Martha

Martha

Education and empathy are so important

I remember sitting with my father in his logging truck, driving around and listening to music. I remember when we went to Pearl S. Buck’s Shop and cleaned it out together. I was his pal.

Martha’s mental health journey is intertwined with her father’s. She was close with him as a little girl, but things changed as she got older. Her father began to drink more. Martha recalls trying to distract her father so he wouldn’t beat her mother. At just 12 years old, Martha convinced her mother to leave.

He was a good man—when he wasn’t having an episode. My mother, brother, and I left in the middle of the night. We had no money. We had to boil water from the river to take a bath. But I knew it was the right thing to do.

Martha grew older and went to college. She recalls being diagnosed with post-traumatic stress disorder (PTSD), likely related to her difficult childhood, and feeling anxious when she heard people yell. She worked hard in therapy to navigate her traumatic response, anxiety, and depression. Periodically, she would hear updates about her father.

He was homeless for 20 years. He slept under the town hall steps, even during the cold New England winters. It was hard to hear this.

Deconstructing Stigma participant Martha - person sits on library floor holding a book

When Martha was in her late 30s, her brother reunited with their father and urged her to do the same. At this point, their father was in his 70s and so impaired by paranoia that he wouldn’t sign any papers to receive medical help. Martha and her brother signed for him and received his past medical records.

This changed everything. I saw how much my father was struggling while I was growing up. I read what he was going through. His mother died in a car accident when he was 5, and his father died by suicide when he was 17.

I had thought my dad was just a mean alcoholic, but he was struggling with mental health and trauma. I finally understood.

Martha found compassion for her father. When others suggested her father may prefer to stay sick, Martha didn’t listen. He did not have insurance, but Martha and her brother ensured he stayed in the hospital.
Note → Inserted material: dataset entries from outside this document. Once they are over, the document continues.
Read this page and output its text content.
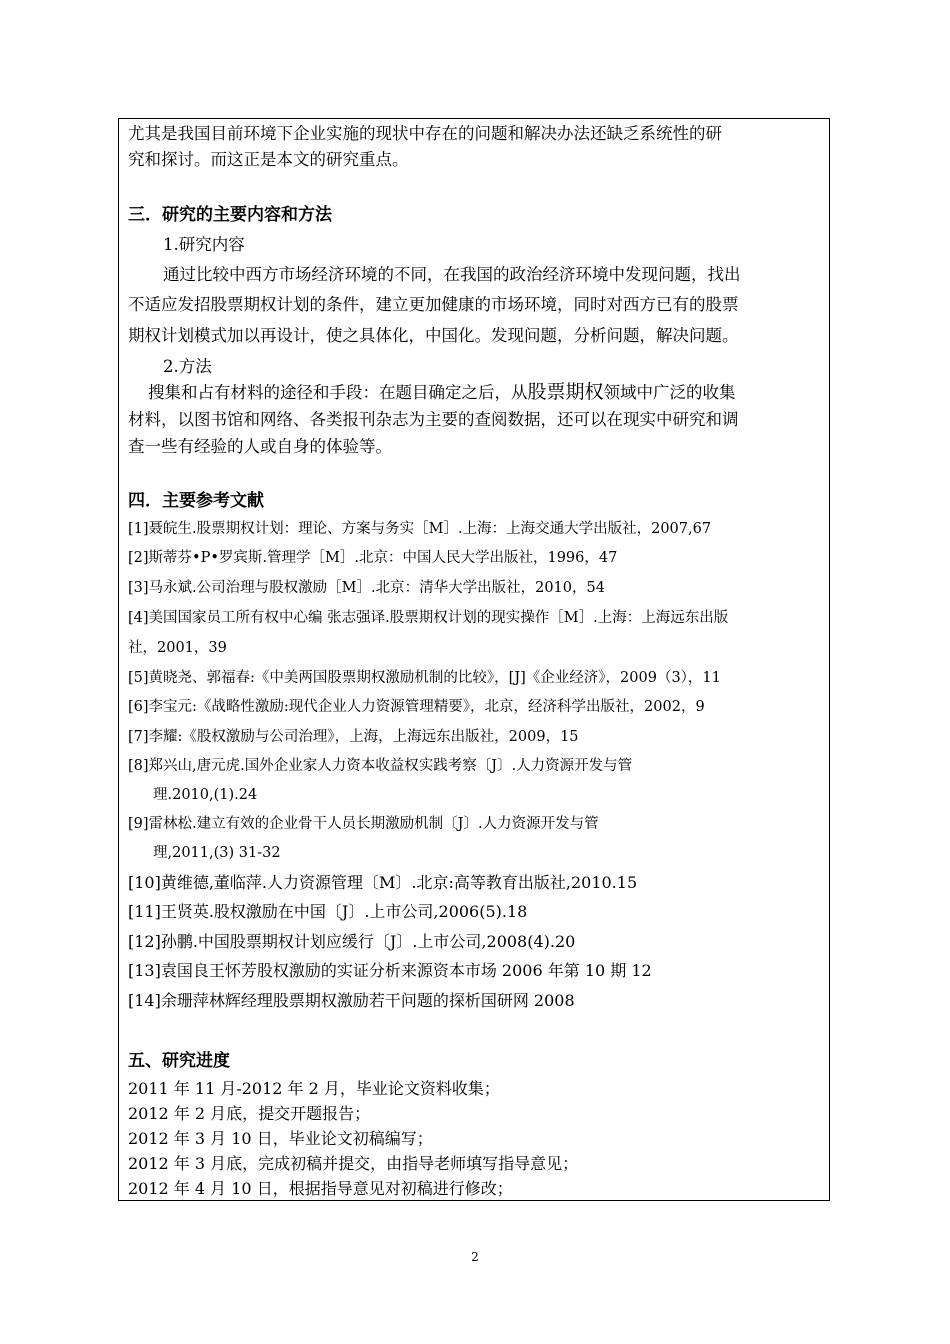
尤其是我国目前环境下企业实施的现状中存在的问题和解决办法还缺乏系统性的研
究和探讨。而这正是本文的研究重点。
三．研究的主要内容和方法
1.研究内容
通过比较中西方市场经济环境的不同，在我国的政治经济环境中发现问题，找出
不适应发招股票期权计划的条件，建立更加健康的市场环境，同时对西方已有的股票
期权计划模式加以再设计，使之具体化，中国化。发现问题，分析问题，解决问题。
2.方法
搜集和占有材料的途径和手段：在题目确定之后，从股票期权领域中广泛的收集
材料，以图书馆和网络、各类报刊杂志为主要的查阅数据，还可以在现实中研究和调
查一些有经验的人或自身的体验等。
四．主要参考文献
[1]聂皖生.股票期权计划：理论、方案与务实［M］.上海：上海交通大学出版社，2007,67
[2]斯蒂芬•P•罗宾斯.管理学［M］.北京：中国人民大学出版社，1996，47
[3]马永斌.公司治理与股权激励［M］.北京：清华大学出版社，2010，54
[4]美国国家员工所有权中心编 张志强译.股票期权计划的现实操作［M］.上海：上海远东出版
社，2001，39
[5]黄晓尧、郭福春:《中美两国股票期权激励机制的比较》，[J]《企业经济》，2009（3），11
[6]李宝元:《战略性激励:现代企业人力资源管理精要》，北京，经济科学出版社，2002，9
[7]李耀:《股权激励与公司治理》，上海，上海远东出版社，2009，15
[8]郑兴山,唐元虎.国外企业家人力资本收益权实践考察〔J〕.人力资源开发与管
理.2010,(1).24
[9]雷林松.建立有效的企业骨干人员长期激励机制〔J〕.人力资源开发与管
理,2011,(3) 31-32
[10]黄维德,董临萍.人力资源管理〔M〕.北京:高等教育出版社,2010.15
[11]王贤英.股权激励在中国〔J〕.上市公司,2006(5).18
[12]孙鹏.中国股票期权计划应缓行〔J〕.上市公司,2008(4).20
[13]袁国良王怀芳股权激励的实证分析来源资本市场 2006 年第 10 期 12
[14]余珊萍林辉经理股票期权激励若干问题的探析国研网 2008
五、研究进度
2011 年 11 月-2012 年 2 月，毕业论文资料收集；
2012 年 2 月底，提交开题报告；
2012 年 3 月 10 日，毕业论文初稿编写；
2012 年 3 月底，完成初稿并提交，由指导老师填写指导意见；
2012 年 4 月 10 日，根据指导意见对初稿进行修改；
2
They purchased him a small, one-bedroom home. Slowly, her father came back into her life.

I told him he needed to stay on his meds if he wanted to keep seeing us, and he did. It wasn’t perfect, but the violence was gone. He spent Christmas with me and my family, and they loved him. For the rest of his life, we had a loving relationship. I had my father back.

Even with the help of her brother, caring for her father was a challenge. Not all of Martha’s friends stuck around for this difficult time in her life, nor could they understand her efforts to repair her relationship with her father. Still, Martha is a passionate advocate for eliminating stigma around mental health. She encourages people to educate themselves on this topic.

People don’t always understand that it is not their choice. Many people fear schizophrenia, and I understand. When I see headlines of people struggling with this condition, I wonder if we could have helped them before they got to a point of violence.

Education and empathy are so important in this work. Because I educated myself, I found empathy and compassion, and I saw the illness from my father’s view. That has made all the difference.